I want to build 4 8x4's for my lizards. I want to know if they will need all the height or can i use 2 foot for soil for my argus and blackthroat monitors which i plan to get soon? How would I put big enough water dishes that are easy to clean for my water and nile monitor! Also would like to build a 6x3x6h viv for my blue tailed monitor. Is it harder building doors for arboreal vivs? If so how would I go about making the issue easier? What is the best way to heat and light these. Was thinking of a tubular heating system for ambient and nighttime temps with a few tube uv's and a couple spotlights for basking! Would this work and or be ok? Whats the best material to build with? Whats the best way to seal these vivs? How would I go about building these? Has anyone got any build pics to guide me? How much would one estimate these vivs to cost roughly in terms of equipment as well as parts? And how long does it take you guys to build them? Thanks for help ideas or any idvice please respond thank you again :2thumb:

P.S These will not be all of their final cages just want something a bit long term!


----------



## ralphsvivariums (Dec 15, 2009)

i use 18mm plywood on my vivs and 6mm toughened glass, have a look at my website for some ideas.


----------



## aaron lynch (Feb 13, 2009)

i built my 8x3x3 vivs by building a frame from 2x2" timber then 9mm ply boarding for the skin the timber was all sealed with yacht varnish and all sealed with aquarium sealent once constructed.
for heating i use tube heaters on a pulse stat with a 160w solar glow combined uv/heat for basking area and a shelf to box the tube heater in with a uv tube above the shelf.
the doors are 6mm toughened glass built into doors.
i too have a nile and a water monitor and will be building another 2 of these vivs soon and as for the pool im thinking of either a pond liner with an external filter or a tiled swimming pool with a plug plumbed in the bottom for easy draining/cleaning.
heres a pic of my bosc viv just after i finished, he now has more rocks and branches.


----------



## i.am.idc (Nov 29, 2009)

Cool setups guys thanks for your replys... Will the yatch varnish withstand high humidity? Also how long do you reckon the 8x4's will last the water and nile even tho they still juvee!?


----------



## i.am.idc (Nov 29, 2009)

Also without electricals how much are these cages costing and how long do hey last before falling apart so to speak!?


----------



## johne.ev (Sep 14, 2008)

I built an 8x4x4 for an argus monitor out of 18mm osb.
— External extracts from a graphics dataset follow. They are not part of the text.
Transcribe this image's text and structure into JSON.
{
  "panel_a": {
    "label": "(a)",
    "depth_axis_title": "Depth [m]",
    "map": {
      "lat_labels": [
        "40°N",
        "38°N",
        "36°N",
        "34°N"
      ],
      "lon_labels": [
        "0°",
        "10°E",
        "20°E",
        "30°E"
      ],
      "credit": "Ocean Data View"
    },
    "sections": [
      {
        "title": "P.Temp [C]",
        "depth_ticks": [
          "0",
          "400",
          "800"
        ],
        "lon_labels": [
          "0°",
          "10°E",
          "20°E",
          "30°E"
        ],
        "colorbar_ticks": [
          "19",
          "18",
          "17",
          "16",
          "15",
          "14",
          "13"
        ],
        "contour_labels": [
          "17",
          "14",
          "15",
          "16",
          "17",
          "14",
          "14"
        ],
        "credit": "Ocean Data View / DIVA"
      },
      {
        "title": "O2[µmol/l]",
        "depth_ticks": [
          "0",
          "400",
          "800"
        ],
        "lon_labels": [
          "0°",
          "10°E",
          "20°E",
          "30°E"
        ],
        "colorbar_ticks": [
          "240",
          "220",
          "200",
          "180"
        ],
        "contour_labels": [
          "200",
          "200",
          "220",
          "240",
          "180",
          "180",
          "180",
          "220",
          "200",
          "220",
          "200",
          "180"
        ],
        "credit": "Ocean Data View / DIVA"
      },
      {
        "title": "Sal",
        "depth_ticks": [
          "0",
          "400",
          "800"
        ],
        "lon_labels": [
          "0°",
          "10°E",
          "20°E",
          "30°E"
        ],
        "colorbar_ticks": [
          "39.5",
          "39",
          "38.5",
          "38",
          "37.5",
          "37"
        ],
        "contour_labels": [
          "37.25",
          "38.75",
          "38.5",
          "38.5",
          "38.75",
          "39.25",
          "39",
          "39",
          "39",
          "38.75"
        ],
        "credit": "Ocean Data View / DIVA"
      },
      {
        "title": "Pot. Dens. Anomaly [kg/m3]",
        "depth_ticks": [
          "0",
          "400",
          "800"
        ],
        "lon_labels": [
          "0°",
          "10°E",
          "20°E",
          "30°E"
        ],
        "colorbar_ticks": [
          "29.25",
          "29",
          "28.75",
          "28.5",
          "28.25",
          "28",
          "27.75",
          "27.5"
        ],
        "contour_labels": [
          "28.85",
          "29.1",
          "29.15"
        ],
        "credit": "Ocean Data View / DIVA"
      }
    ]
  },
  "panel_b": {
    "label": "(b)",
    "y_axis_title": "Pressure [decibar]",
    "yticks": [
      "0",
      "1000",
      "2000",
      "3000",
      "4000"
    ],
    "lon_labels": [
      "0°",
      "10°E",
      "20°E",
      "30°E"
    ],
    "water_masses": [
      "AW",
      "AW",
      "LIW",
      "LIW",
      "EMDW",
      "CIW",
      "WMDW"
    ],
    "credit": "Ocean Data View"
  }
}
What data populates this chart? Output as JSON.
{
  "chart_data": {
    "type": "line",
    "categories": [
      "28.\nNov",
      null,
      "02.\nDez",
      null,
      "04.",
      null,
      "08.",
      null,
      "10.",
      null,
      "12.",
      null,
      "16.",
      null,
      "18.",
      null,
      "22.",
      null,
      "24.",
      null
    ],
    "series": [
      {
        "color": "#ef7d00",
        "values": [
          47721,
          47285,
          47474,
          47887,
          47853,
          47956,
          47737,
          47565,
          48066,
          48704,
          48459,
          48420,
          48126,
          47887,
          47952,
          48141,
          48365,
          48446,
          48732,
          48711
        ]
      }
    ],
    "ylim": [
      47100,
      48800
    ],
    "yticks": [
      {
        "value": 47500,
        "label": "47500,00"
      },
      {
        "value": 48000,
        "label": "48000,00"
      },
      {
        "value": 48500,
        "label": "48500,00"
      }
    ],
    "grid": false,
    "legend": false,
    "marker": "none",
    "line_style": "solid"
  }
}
I used ceramic (natural stone) tiles & tiled up the sides 18 inches, then filled with a ton & a half of play sand & top soil. I bought a small preformed pond which i put inside the enclosure, some large rocks and a few large logs/branches the height of the enclosure, (they love to climb if given the opportunity).


----------



## aaron lynch (Feb 13, 2009)

i got my glass for free, so the wood and screws, varnish etc cost around £100 i think.
mines been running for nearly a year now and is holding up well to the humidity etc, has no signs of ageing yet.
as for the nile and water, its hard to say. my water is a little small for his age, around 3 foot and nearly two years old, he's in a 6x3x3 atm but ill be building his 8x4x4 that should last him for a while.


----------



## i.am.idc (Nov 29, 2009)

Thanks for the replies guys! :2thumb:


----------